[Solved]Openmp+multigpu avoid variable duplication

Hi,

I have a problem while using openmp with gpus.
Lets consider the following code (just a template, you can find a working example there
https://mbarbry.pagekite.me/owncloud/s/CPTwhRP3gDEOWx7)

cudaMalloc(A)
cudaMemcpy(A_d, A, hostToDevice)
#pragma omp shared(A_d, nf) private(B, C, f)
for (f=0;f<nf;f++)
{
    perform_operation_gpu(A_d, B, C, f);
}

This code does not work, to make it work, I need to allocate and copy A inside the Openmp clause. But the problem is that it is totally inefficient from a memory point of view since A is a constant variable. How the GPUs could shared the variable A_d?

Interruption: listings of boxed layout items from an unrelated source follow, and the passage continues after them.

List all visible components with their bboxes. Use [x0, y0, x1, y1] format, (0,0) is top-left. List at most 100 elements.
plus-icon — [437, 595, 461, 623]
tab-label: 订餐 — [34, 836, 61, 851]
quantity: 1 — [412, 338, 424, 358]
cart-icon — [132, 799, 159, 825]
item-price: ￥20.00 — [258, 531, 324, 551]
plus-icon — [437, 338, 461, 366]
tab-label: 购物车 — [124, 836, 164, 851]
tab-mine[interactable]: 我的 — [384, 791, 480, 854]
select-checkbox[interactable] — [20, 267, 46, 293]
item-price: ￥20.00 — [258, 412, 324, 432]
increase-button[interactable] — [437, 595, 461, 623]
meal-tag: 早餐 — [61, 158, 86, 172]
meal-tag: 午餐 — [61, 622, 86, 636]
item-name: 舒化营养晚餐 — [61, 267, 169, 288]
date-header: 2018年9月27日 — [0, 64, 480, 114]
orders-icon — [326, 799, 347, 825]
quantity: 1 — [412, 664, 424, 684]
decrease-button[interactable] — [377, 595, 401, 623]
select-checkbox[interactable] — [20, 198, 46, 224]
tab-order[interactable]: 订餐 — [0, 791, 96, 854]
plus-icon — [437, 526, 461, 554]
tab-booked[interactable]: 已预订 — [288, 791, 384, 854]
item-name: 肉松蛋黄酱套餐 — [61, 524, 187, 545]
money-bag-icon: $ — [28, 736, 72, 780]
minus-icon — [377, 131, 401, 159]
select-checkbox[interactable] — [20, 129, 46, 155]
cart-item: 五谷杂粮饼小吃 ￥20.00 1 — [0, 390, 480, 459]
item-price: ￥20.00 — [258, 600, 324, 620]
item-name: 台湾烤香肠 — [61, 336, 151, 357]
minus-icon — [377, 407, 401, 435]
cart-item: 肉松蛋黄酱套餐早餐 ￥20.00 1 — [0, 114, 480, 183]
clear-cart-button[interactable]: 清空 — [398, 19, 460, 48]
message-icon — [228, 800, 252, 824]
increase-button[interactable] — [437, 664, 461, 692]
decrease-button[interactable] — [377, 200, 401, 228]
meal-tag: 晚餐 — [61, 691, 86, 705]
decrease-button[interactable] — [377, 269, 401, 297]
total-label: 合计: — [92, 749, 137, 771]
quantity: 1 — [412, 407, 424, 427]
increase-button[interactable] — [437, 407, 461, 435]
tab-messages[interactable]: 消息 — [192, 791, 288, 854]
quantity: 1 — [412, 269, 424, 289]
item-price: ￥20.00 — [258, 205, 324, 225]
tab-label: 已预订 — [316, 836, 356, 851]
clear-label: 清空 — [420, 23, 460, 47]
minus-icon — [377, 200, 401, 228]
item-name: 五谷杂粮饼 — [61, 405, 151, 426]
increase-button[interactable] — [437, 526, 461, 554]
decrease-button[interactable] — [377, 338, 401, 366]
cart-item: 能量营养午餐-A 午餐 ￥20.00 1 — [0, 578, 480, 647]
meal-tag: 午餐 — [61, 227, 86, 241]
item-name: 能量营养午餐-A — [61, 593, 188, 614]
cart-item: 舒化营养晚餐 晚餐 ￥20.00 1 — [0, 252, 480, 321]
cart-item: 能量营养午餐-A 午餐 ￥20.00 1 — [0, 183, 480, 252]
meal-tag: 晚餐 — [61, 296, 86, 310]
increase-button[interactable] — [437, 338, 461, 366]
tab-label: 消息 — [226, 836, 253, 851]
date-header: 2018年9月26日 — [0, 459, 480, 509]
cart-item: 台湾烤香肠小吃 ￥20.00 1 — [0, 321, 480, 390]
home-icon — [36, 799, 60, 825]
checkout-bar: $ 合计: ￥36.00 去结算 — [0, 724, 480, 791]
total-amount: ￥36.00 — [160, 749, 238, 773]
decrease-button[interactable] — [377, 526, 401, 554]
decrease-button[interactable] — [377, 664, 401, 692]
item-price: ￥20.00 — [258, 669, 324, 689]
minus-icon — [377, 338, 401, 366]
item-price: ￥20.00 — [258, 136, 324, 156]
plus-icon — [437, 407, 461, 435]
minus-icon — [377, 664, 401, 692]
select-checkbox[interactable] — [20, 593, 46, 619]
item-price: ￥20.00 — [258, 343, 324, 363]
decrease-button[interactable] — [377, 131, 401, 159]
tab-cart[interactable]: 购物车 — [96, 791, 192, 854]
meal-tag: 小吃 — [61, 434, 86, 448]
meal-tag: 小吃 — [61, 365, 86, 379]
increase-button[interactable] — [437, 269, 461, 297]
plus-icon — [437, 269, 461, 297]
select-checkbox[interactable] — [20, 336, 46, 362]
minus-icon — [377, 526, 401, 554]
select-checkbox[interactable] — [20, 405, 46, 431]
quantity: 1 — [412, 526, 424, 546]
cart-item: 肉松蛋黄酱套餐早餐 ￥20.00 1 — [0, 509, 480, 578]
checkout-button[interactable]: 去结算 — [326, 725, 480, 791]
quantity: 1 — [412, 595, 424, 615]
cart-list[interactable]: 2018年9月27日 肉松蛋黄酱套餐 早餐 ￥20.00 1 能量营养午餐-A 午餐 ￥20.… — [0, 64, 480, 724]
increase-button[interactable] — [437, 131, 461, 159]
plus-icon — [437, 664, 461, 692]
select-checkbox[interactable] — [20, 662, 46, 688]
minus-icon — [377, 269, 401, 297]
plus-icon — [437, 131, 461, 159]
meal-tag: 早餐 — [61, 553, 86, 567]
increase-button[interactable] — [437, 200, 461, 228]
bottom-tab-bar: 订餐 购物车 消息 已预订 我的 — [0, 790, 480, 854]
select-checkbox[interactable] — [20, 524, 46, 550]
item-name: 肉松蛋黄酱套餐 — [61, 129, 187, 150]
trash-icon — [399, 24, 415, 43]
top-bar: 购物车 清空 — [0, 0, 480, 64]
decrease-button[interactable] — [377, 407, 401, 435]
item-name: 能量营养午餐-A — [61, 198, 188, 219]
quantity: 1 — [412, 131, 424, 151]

What I want is allocating and copy A on the GPU only with the master thread. But for the moment I only succeed to get my code working when every CPU thread allocate and copy the matrix A on the GPU, duplicating the data on the GPU.

Thank you for your help

can you provide the code that you try to compile instead of placing it to comments? i also suggest to use http://pastie.org/ or https://gist.github.com/ (although, well, you have also Makefile here…)

Thank you for your answer.

Here is the non working version.
http://pastie.org/10850299

thanks. with only one change “const int N = 3;” this successfully compiles here on windows (msvc2013+openmp2.5+cuda7.5). the error is here:

checkCudaErrors(cudaFree(A_d));
  checkCudaErrors(cudaFree(B_d));
  checkCudaErrors(cudaFree(C_d));

by moving cudaFree(A_d) outside of omp parallel block, i successfully run run your code:

M:\x>compile-cuda.cmd -Xcompiler /openmp pastie-10850299.cu
pastie-10850299.cu
pastie-10850299.cu(98): warning: integer conversion resulted in a change of sign

pastie-10850299.cu(98): warning: integer conversion resulted in a change of sign

   Creating library a.lib and object a.exp

M:\x>a.exe
Print A:
mat[0, 0] = 0
mat[0, 1] = 2
mat[0, 2] = 4
mat[1, 0] = 1
mat[1, 1] = 3
mat[1, 2] = 5
mat[2, 0] = 2
mat[2, 1] = 4
mat[2, 2] = 6
SUM_REF = 333
CPU thread 1 uses CUDA device 0
CPU thread 4 uses CUDA device 0
CPU thread 0 uses CUDA device 0
CPU thread 6 uses CUDA device 0
CPU thread 5 uses CUDA device 0
CPU thread 7 uses CUDA device 0
CPU thread 3 uses CUDA device 0
CPU thread 2 uses CUDA device 0
SUM = 333
SUM - SUM_REF = 0

M:\x>

i placed the working code to https://gist.github.com/Bulat-Ziganshin/7768dbf610981155f53424c93de6b9c2

thank you for example of using CUDA with OpenMP!

Yes, it is working in the case of single GPU!
Thanks a lot. I will try now to make it works in the case of multiples GPUs.

I finally managed to write a multiple GPUs version.
If someone have some remarks or/and improvements I would I would be happy to read them.

http://pastie.org/10850654

Thanks for your help BulatZiganshin!

thank you for extended example